Cinq stratégies pour marcher davantage au quotidien
| Stratégie | Mise en œuvre au quotidien |
|---|---|
| Profiter des petits créneaux | D'après les études présentées ci-dessus, même 5 à 10 minutes de marche supplémentaires par jour peuvent valoir la peine, surtout pour les personnes actuellement peu actives. |
| Rendre la pause de midi active | Une marche de 10 à 15 minutes après le repas peut atténuer la hausse de la glycémie et soutenir la concentration l'après-midi. |
| Instaurer des réunions en marchant | Les réunions tenues en marchant associent mouvement et temps de travail et peuvent favoriser la pensée créative et divergente. |
| Choisir volontairement des trajets plus longs | Descendre un arrêt plus tôt ou se garer plus loin – de petites décisions qui s'additionnent sur une semaine. |
| Marcher à plusieurs | Marcher avec des amis ou des collègues augmente souvent la motivation à rester régulier. |
Conclusion : compter moins, marcher plus longtemps
La recherche actuelle relativise les objectifs de pas rigides comme la règle des 10'000 pas.
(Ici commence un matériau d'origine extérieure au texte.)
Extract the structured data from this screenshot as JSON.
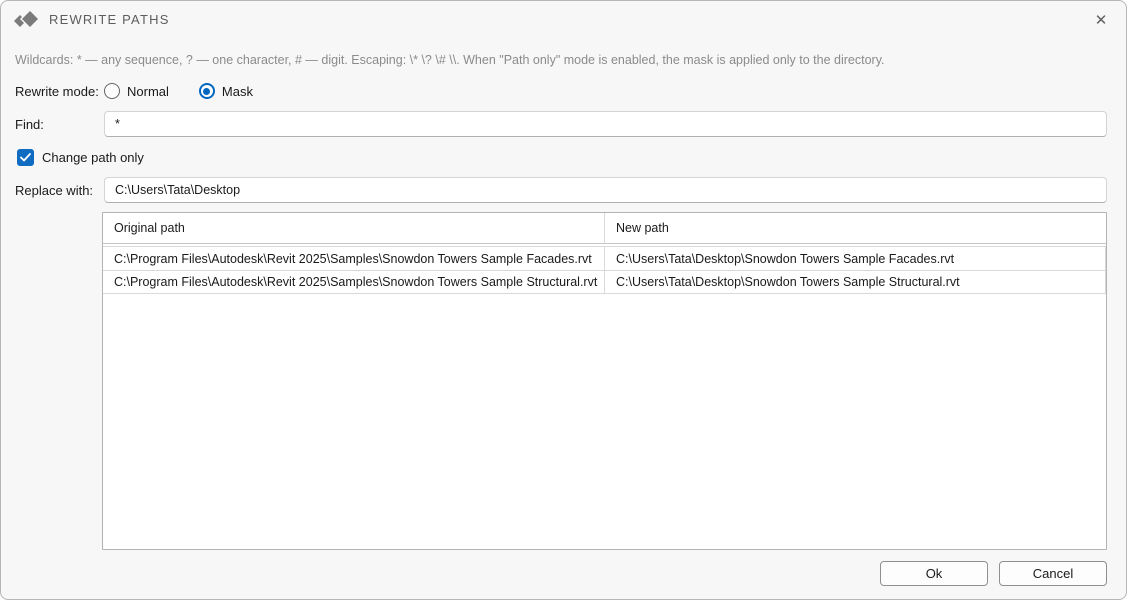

Ce qui ressort de manière répétée comme pertinent dans les études présentées ici n'est pas un chiffre précis, mais la durée et la régularité du mouvement – complétées par ce constat simple et bien étayé : même de petites quantités d'activité supplémentaire peuvent faire une différence mesurable chez les personnes actuellement peu actives. Intégrer chaque jour une marche plus longue dans son quotidien – que ce soit 15 minutes après le déjeuner ou une promenade en soirée – pourrait ainsi soutenir à la fois le cœur, le métabolisme et le moral. Les études sous-jacentes reposent en grande partie sur des données observationnelles et des estimations de modélisation ; elles montrent des associations statistiques robustes, mais pas d'effets causaux prouvés expérimentalement pour un individu donné.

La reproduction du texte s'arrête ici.